I am attaching some photos of my layout progress for the dome construction phase. There are two versions of the dome section. I like the second one (the one where there is only one horizontal layer on the soldier) because the angle seems so acute when I tried the first (with the second course also laying flat). I realize this will make the walls a bit "slopie" and I would like the extra vertical on the sides but I do like the look of the nicely rounded dome on the preferred style.
From what I've read it looks like I should put the soldiers down on a thin layer of mortar and probably also mortar between the soldier and the first course. Any ideas? I'm also thinking that I should mortar the entrance bricks in first before starting the dome so that I can have the front as nicely square as possible. Maybe I should remember what my friend Tom said when were building my barn "We ain't building a piano here boys".
Hopefully I will have some partial dome photos by this weekend. Any advice is always appreciated.
Either laying down or verticle is fine. Quoting from the Pompeii instructions with some slight edits -
There are two basic styles of Italian wood-fired pizza oven: the Neapolitan oven, which has a more aggressive curve and a lower dome height, and the Tuscan (Pompeii) oven, which has less aggressive curve and a higher dome. While both oven styles performance well with all types of cooking, it is said that the Naples-style oven is more tuned to pizza, where the lower dome heats up a little faster and gets hotter for cooking Pizza Napoletana. The higher dome of the Pompoeii oven is said to be more efficient at absorbing heat and use less wood, and better for cooking bread and roasting. It is also true that the higher dome is somewhat easier to build, as the inward curve is less pronounced, and the risk of a chain of bricks falling in before they are locked in place with a keystone in less.

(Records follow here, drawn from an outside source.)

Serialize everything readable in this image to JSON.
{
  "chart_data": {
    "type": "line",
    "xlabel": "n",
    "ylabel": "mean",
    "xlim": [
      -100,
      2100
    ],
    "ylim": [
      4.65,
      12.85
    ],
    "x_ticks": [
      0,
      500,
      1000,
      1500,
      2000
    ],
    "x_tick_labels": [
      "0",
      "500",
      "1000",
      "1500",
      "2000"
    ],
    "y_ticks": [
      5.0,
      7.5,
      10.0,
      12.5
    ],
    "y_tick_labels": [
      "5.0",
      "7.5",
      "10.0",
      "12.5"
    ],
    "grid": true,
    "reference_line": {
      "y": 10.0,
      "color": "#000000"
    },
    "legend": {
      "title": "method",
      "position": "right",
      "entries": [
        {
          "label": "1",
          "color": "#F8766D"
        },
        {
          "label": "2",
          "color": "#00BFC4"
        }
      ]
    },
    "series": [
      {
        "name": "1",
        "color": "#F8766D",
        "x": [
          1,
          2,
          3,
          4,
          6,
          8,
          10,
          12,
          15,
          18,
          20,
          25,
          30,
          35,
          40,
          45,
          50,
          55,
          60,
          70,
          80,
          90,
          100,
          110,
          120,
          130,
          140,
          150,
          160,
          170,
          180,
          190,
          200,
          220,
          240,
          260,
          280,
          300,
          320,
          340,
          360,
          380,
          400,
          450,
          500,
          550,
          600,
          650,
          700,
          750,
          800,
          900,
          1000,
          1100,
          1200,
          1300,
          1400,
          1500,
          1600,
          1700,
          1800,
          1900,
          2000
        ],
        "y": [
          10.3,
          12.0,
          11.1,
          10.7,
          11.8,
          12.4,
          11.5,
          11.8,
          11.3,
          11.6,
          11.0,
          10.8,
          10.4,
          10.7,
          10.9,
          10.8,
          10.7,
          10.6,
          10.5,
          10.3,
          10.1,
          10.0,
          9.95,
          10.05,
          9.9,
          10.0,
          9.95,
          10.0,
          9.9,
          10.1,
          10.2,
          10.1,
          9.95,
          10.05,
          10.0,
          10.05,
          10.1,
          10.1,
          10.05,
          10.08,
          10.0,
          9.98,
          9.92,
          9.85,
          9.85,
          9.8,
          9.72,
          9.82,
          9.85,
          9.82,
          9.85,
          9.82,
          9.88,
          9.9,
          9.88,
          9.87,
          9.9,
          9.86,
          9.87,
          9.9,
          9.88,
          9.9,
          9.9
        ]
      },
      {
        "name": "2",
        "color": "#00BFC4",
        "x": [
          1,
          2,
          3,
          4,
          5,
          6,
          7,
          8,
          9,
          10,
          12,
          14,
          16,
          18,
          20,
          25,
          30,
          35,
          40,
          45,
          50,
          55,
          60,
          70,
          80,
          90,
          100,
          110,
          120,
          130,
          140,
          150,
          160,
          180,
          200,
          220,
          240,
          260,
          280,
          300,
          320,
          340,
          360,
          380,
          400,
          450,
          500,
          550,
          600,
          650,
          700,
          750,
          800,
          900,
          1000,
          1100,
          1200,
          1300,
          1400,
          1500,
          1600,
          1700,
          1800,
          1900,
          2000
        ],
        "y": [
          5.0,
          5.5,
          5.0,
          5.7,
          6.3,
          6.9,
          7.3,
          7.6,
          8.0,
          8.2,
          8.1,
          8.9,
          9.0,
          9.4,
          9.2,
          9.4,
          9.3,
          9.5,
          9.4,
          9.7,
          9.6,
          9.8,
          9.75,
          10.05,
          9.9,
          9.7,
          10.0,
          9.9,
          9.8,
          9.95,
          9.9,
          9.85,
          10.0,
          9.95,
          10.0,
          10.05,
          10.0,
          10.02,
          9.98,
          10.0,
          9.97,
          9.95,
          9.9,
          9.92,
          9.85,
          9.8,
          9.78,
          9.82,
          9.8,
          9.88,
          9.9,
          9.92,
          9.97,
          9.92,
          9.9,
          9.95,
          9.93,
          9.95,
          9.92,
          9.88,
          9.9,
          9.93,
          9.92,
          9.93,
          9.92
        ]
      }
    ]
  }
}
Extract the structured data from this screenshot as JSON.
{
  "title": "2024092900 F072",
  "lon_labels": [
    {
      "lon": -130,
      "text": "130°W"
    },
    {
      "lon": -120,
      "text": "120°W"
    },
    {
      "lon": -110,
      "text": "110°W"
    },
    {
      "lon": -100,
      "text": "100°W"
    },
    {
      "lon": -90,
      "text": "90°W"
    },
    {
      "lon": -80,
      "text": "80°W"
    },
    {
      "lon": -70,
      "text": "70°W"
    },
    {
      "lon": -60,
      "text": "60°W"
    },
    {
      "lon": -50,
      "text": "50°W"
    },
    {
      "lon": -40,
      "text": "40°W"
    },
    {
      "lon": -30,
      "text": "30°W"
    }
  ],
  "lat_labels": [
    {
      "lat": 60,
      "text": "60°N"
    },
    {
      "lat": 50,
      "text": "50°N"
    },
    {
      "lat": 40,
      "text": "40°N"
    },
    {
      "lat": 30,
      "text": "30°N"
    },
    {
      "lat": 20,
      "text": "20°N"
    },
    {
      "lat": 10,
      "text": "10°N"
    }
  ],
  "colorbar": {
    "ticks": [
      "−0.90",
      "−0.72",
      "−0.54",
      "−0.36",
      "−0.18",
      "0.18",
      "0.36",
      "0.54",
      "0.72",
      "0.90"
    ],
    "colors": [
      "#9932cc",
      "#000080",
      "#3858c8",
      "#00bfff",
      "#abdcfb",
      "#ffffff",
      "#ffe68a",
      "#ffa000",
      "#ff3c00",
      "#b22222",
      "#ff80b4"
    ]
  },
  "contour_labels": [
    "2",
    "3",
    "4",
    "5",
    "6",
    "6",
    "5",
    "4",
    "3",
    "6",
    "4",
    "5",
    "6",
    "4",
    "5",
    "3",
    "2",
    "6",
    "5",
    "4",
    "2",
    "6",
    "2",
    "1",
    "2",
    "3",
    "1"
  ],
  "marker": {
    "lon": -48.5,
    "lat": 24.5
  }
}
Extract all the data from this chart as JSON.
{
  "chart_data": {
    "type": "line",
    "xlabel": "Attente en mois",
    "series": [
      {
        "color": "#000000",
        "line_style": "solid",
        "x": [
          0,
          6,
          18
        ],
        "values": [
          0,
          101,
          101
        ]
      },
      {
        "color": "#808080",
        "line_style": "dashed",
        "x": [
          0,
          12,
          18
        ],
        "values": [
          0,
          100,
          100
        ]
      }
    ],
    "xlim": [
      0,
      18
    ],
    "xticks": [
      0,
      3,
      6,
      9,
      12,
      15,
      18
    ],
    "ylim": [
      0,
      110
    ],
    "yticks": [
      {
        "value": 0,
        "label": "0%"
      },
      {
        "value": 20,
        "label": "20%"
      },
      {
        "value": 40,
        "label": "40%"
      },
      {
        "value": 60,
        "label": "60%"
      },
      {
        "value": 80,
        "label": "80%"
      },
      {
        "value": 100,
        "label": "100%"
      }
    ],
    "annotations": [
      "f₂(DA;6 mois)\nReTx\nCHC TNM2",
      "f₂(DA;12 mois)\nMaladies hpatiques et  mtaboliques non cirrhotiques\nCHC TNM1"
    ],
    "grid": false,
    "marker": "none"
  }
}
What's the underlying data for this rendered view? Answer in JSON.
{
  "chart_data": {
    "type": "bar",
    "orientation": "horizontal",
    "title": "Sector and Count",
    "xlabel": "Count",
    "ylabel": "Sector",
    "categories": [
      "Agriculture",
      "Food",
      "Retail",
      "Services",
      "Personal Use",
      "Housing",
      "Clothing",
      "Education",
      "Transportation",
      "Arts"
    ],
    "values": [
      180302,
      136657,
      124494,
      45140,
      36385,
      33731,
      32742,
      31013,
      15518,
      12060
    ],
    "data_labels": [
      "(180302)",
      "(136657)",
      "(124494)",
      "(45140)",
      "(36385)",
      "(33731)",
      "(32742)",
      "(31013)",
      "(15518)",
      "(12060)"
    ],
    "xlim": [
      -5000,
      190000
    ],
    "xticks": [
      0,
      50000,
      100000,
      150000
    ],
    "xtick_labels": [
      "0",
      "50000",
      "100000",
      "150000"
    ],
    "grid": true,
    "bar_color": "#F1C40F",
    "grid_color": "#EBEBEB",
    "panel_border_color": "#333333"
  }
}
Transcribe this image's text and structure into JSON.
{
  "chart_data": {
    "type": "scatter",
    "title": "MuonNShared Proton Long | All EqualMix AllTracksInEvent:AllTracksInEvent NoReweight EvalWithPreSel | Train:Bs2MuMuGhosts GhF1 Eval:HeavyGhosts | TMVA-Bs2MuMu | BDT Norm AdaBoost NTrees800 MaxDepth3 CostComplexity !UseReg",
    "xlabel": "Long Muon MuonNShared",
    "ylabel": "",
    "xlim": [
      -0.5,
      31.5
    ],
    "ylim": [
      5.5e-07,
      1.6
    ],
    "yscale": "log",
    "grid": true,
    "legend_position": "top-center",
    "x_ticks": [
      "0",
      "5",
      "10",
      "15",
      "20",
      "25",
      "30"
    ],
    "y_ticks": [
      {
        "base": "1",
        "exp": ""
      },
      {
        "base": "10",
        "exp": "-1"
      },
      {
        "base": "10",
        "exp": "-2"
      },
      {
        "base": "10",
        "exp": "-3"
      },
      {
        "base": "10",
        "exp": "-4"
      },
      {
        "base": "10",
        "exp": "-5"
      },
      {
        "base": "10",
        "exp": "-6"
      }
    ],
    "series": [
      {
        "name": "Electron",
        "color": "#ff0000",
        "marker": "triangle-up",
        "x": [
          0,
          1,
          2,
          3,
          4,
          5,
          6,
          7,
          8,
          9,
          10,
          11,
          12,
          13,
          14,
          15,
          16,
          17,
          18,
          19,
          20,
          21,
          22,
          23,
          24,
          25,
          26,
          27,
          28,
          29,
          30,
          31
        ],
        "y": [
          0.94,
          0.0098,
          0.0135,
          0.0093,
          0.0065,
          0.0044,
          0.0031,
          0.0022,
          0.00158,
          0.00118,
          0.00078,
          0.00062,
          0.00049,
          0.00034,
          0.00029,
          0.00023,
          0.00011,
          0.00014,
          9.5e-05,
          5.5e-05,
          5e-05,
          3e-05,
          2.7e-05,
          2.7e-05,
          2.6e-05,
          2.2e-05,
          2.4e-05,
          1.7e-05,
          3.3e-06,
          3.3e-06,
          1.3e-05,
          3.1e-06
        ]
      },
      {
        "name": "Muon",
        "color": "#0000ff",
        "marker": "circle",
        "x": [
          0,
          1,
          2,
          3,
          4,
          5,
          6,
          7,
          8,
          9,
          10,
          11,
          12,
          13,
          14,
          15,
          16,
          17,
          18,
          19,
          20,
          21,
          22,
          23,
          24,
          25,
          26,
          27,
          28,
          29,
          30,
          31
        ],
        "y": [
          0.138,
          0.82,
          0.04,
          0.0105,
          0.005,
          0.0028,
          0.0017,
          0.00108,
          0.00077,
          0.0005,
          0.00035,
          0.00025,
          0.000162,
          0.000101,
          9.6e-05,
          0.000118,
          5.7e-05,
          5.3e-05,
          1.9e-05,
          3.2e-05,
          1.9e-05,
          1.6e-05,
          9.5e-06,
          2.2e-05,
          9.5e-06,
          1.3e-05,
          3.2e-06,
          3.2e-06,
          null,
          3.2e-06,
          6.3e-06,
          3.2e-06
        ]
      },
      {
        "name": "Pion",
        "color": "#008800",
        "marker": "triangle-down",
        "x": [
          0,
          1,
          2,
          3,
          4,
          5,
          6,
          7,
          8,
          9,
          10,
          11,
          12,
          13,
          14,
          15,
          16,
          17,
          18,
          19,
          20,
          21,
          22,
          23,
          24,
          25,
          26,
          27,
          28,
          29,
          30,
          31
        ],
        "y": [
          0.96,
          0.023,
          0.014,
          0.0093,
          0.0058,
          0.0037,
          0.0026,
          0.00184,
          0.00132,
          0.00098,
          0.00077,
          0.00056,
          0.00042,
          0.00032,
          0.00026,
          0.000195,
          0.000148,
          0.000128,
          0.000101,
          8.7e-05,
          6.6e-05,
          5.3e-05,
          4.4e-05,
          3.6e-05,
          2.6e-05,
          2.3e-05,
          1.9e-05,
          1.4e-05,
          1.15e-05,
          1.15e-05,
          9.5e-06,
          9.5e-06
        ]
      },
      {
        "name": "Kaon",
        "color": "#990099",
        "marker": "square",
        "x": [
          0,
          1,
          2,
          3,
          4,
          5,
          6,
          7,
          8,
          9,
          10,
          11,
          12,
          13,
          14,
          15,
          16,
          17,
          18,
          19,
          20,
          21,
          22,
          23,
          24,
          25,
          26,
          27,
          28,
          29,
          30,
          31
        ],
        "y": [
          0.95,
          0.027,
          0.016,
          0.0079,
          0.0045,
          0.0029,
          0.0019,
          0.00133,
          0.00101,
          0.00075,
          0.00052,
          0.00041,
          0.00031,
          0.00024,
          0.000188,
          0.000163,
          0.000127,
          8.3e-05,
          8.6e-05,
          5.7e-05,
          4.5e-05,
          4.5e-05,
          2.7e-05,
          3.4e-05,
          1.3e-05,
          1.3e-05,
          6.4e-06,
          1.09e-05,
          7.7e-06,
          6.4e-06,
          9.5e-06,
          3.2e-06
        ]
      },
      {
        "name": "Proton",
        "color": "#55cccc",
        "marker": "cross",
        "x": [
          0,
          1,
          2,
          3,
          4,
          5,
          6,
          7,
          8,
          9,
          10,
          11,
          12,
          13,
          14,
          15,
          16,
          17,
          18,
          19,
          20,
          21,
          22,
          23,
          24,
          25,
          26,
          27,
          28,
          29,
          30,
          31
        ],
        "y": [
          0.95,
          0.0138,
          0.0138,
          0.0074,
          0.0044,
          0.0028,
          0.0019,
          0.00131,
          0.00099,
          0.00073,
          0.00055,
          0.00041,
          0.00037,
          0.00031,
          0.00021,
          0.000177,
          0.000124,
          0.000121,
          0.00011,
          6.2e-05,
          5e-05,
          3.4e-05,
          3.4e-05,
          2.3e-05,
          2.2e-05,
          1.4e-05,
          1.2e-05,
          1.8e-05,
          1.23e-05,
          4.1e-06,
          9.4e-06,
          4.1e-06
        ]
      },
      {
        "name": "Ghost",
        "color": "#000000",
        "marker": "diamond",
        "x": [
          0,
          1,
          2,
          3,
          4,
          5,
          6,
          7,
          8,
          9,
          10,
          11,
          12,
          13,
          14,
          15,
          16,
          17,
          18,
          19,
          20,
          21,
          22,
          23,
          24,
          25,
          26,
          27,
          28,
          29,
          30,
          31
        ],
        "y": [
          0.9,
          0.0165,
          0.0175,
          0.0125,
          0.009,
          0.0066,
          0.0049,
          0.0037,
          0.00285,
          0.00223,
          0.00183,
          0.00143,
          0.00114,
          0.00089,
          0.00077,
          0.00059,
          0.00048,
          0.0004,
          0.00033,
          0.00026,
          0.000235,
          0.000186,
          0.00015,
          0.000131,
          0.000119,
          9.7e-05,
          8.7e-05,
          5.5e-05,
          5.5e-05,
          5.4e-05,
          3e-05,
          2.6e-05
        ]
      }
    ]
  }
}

Regardless of which style you choose, the parabolic oven vault shape serves to evenly reflect heat down on the cooking surface. <<Snipped some stuff>> Build a model on a flat space to get your exact measurement for the bricks you are using. Do not allow space for a mortar joint, as you will be setting the edges of the bricks facing inside the oven flush with each other.
From a much older posting -
The floor size definitely has an effect on the dome height. There's a "golden triangle" of measurements in play with a chimneyless brick oven (where the chimney is outside the cooking/burning space). The Pompeii design suggests a dome height that is 50% the inside floor diameter and a door height 65% of the dome height. This is a rule of thumb though and good results can be had with a fairly wide variation on either side as folks here have seen. Thus for sizing your oven you can use the following
Inside Floor Diameter / 2 = Dome Height
Dome Height X 0.65 = Door Height
In practice there's some fudge room here and the oven will still work fine. This dome heights is a good balance between a bread & pizza oven. Pizza only ovens are squatter with dome heights closer to 30-40% of the floor diameter measurements. The door height can (and has) ranged from 55% to 70%. The ends of these ratios, for door height, are fussy though and the sweet spot tends to be in the 62-67% range with more tolerance on the bottom side of the range (e.g. a 60% ratio is better than a 70% one).
As you can see the design is rather forgiving and it comes up to almost personal taste.
Comments on your first photo - You may want to include a reveal or a stop for a door - a door is placed in front to the chimney and is used for cooking breads and roasting foods after the firew has been removed. I have included photos from other members that have this feature.